By National Public Radio (NPR)
Zelalem Kibret remembers the day: July 8, 2015. He was in a prison
library reading a biography of Malcolm X, his own copy, when some guards called
his name and handed him a piece of paper. The message: All charges against him
were withdrawn. He was being released.
"I was asking why," says Zelalem, a 29-year-old lawyer and
blogger. "And nobody was giving us a reason."
Zelalem, who'd been in jail for more than a year on terrorism charges
related to his blog posts, suspected the reason. His release, he believes, was
a "personal gift" to President Obama, then three weeks away from an
official visit to Ethiopia, the first ever by a U.S. president.
The U.S. had been pushing quietly the release of Zelalem and five other
members of Zone 9, his blogging crew. Zone 9 takes its name from the eight
zones of the infamous Kality Prison outside Addis Ababa, where political
prisoners and journalists are held. Activists joke that the 9th Zone is
everything outside the prison walls — the rest of Ethiopia.
"Zone 9 is Ethiopia with relative freedom, but still you felt that
you are in detention," Zelalem explains.
Zelalem and the other Zone 9 bloggers had been critical of corruption
and repression by the Ethiopian government, but their blogs and Facebook posts
were seen as a relatively safe space for criticism in a country with about 3
percent Internet penetration.
But the arrest of six bloggers, including Zelalem, and three other
journalists in 2014 sent a signal that as Facebook was becoming more popular in
Ethiopia, digital reportage might now become just as censored as print
journalism. Journalists are regularly imprisoned under Ethiopia's wide-ranging
anti-terrorism law, which makes it a crime to have contact with any group that
the Ethiopian government deems is trying to overthrow it.
At a press conference during Obama's visit, Prime Minister Hailemariam
Desalegn conceded, "We need many young journalists to come up." But,
he said, "We need ethical journalism. There is also capacity limitations
in journalism."
The phrase "capacity limitations" — and its cousin,
"capacity building" — came out of development lingo of the 1990s.
Ethiopian officials often use "capacity" explanations to assert that
journalists are jailed not because they are critical of the government — but
because they are less professional, more unethical and more incendiary than
Ethiopia's fledgling democracy can tolerate.
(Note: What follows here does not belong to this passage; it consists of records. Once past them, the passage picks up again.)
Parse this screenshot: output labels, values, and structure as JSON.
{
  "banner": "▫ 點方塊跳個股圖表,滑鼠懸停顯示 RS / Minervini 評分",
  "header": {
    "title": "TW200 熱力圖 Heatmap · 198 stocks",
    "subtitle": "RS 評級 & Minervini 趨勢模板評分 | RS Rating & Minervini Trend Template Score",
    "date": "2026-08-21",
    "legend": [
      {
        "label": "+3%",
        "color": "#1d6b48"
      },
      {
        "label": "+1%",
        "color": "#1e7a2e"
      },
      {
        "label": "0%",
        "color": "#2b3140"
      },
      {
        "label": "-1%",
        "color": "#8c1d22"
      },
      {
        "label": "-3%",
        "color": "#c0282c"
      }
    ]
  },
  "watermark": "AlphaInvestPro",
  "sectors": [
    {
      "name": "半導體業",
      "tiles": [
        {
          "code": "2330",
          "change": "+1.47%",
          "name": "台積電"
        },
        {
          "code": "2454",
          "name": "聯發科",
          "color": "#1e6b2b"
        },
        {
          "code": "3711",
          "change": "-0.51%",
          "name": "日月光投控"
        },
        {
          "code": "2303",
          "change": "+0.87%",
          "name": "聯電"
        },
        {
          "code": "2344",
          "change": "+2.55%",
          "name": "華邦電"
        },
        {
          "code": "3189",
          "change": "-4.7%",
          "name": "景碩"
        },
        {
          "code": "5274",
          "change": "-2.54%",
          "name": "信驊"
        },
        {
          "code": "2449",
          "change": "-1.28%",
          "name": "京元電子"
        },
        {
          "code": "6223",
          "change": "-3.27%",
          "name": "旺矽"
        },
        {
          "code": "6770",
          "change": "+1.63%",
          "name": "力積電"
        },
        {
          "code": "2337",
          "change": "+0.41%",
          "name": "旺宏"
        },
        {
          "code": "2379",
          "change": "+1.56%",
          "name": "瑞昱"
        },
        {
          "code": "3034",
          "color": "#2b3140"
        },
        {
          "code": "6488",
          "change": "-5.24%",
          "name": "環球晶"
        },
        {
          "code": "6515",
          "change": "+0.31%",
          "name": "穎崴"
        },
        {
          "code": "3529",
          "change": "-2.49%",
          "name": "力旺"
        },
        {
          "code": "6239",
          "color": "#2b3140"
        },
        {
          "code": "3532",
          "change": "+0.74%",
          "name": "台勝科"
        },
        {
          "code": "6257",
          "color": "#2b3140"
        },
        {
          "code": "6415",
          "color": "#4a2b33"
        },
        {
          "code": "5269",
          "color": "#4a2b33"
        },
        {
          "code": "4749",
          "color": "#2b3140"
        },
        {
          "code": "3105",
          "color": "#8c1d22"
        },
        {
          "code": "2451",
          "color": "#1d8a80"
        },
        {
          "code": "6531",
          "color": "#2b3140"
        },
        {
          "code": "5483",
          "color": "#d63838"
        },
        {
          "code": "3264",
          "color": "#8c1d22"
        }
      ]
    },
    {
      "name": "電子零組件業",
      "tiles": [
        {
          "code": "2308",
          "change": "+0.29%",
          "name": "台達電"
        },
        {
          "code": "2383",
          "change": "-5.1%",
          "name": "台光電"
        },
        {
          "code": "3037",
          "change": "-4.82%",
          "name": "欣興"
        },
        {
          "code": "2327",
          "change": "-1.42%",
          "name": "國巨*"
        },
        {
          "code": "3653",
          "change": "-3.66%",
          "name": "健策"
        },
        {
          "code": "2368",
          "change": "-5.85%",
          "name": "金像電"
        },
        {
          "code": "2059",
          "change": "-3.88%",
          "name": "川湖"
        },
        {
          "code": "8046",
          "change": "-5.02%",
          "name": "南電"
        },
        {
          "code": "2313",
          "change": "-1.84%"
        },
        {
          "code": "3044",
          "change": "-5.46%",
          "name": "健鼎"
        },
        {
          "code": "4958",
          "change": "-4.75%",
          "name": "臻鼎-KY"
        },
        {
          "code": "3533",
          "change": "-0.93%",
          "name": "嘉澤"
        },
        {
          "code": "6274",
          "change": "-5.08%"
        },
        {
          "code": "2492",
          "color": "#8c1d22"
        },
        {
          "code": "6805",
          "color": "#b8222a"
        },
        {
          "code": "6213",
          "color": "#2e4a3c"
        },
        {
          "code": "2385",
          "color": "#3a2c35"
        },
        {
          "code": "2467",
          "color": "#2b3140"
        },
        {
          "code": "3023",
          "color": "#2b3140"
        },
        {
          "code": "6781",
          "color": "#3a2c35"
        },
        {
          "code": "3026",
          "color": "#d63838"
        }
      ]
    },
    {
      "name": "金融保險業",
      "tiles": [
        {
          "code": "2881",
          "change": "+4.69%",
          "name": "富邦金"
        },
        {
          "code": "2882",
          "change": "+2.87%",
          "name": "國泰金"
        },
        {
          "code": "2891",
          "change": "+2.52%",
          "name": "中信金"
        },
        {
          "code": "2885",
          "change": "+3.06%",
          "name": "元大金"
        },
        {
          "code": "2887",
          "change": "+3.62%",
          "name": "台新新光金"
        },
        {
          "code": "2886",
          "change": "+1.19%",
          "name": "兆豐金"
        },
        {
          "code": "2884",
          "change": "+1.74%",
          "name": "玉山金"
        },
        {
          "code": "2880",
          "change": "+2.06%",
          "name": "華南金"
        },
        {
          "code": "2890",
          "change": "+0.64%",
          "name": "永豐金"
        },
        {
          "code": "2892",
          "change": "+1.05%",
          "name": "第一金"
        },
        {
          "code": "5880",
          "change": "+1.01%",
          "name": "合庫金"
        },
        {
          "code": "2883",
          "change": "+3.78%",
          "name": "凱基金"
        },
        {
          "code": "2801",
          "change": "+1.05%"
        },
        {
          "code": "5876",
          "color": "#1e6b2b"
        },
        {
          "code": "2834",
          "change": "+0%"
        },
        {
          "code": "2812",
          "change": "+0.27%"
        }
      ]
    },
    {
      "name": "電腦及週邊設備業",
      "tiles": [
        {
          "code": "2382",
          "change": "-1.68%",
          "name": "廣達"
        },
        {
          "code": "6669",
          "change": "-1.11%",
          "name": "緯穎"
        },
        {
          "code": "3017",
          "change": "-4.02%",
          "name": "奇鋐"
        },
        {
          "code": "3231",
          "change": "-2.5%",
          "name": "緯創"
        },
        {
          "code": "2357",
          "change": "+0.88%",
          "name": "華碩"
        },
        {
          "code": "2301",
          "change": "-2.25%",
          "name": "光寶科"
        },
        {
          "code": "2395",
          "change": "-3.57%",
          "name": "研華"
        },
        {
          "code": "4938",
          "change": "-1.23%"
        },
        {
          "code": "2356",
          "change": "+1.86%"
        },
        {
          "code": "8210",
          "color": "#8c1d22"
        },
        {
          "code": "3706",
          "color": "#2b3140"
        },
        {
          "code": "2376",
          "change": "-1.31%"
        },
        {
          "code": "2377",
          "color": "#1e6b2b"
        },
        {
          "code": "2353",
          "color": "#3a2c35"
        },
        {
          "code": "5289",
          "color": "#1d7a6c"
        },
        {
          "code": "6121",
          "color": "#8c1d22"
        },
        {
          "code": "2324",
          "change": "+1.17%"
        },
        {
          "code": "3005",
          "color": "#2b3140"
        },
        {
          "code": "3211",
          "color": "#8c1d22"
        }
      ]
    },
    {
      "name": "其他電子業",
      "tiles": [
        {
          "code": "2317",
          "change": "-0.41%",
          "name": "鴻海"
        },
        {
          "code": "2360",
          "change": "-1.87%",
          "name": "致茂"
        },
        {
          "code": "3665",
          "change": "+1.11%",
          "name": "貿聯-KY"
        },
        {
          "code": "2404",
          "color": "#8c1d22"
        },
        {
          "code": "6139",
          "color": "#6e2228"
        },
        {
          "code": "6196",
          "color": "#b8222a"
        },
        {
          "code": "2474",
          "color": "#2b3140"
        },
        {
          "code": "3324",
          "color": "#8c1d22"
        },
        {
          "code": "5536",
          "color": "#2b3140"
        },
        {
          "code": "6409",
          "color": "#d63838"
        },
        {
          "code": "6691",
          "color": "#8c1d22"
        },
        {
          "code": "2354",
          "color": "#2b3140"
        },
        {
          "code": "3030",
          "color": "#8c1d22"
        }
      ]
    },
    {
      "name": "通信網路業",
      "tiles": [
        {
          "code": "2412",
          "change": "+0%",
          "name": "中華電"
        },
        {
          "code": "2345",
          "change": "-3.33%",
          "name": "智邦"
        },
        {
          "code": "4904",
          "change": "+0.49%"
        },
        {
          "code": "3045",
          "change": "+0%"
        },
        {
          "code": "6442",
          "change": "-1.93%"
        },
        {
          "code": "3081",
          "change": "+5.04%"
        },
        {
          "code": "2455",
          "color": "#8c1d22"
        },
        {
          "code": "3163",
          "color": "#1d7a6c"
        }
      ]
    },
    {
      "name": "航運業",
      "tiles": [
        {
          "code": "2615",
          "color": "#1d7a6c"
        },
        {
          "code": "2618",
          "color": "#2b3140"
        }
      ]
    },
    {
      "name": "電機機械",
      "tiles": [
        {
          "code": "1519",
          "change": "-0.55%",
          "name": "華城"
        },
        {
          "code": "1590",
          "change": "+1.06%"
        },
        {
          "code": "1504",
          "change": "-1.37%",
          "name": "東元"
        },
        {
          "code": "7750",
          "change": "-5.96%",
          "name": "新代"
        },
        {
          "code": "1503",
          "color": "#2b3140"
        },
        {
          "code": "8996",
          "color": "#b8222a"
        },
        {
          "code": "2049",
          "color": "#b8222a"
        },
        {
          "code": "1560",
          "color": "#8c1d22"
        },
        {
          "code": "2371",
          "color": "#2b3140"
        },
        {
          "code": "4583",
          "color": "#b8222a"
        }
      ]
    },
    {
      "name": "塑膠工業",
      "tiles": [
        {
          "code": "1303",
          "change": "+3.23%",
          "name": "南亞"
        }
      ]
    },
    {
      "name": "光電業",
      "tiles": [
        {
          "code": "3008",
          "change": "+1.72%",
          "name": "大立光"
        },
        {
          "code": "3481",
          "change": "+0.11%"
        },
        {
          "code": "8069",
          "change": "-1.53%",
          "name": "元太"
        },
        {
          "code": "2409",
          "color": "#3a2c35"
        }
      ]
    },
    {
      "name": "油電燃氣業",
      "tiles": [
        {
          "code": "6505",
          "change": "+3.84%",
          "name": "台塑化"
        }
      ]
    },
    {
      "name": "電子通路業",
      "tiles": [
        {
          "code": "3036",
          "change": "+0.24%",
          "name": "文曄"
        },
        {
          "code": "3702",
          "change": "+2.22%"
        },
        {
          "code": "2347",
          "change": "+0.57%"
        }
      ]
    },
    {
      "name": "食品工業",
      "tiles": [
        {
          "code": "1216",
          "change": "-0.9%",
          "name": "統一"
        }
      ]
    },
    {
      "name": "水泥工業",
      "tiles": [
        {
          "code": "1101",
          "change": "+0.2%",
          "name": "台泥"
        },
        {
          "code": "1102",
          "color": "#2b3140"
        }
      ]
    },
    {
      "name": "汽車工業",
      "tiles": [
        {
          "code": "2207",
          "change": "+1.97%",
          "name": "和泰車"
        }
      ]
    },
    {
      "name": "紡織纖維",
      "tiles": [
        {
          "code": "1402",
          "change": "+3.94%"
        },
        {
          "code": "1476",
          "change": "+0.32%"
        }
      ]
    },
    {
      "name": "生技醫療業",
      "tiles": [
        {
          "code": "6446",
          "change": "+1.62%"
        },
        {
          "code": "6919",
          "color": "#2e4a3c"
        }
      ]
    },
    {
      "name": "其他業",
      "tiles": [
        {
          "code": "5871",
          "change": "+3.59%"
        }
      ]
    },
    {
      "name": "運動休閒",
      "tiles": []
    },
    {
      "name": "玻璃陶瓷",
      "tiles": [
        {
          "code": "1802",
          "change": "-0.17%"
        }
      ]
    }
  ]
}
In keeping with this theme, Hailemariam nodded to Obama's traveling
press corps and asked them to "help our journalists to increase their
capacity."
Obama had offered an opportunity for just that, promoting his Young
African Leaders Initiative, which gives scholarships for 1,000 African leaders
to study in the U.S. each summer.
Zelalem, out of prison but unable to get back his university teaching
job, followed Obama's advice. He applied and was accepted to the Young African
Leaders Initiative. This summer, he was supposed to study civic leadership at
the University of Virginia.
He won't be going. Ethiopian immigration officials confiscated his
passport at Bole International Airport in November. They also took away the
passports of four of his five colleagues who were released in advance of
Obama's visit.
That's when Zone 9 became more than a metaphor. They were literally
imprisoned in their own country.
Zelalem sees this as evidence of a new strategy. In past years,
Ethiopia has been willing to let its critical citizens flee the country. (For
several years, Ethiopia has ranked on or near the top of the list of countries
with the most exiled journalists, according to the Committee to Protect
Journalists.) Now, Zelalem says, the government may be deciding that it's
better to keep critics close by.
"Especially for people like us working on social media,"
Zelalem says. "Whether we are here or in America or somewhere else, we may
write and we can reach our audiences. Therefore, it's better to keep [us] here
and silence [us]."
When I brought up Zelalem's case with Ethiopia's Minister of Communication,
Getachew Redda, he said he wasn't familiar with it. But he offered a different
explanation for the blogger's rough treatment at the hands of Ethiopian
Immigration: Ethiopia's young institutions, he said — including its judges and
immigration officials — could zealously overstep their bounds. They could even
make mistakes that would take months or years to correct.
The minister's solution? "More capacity building."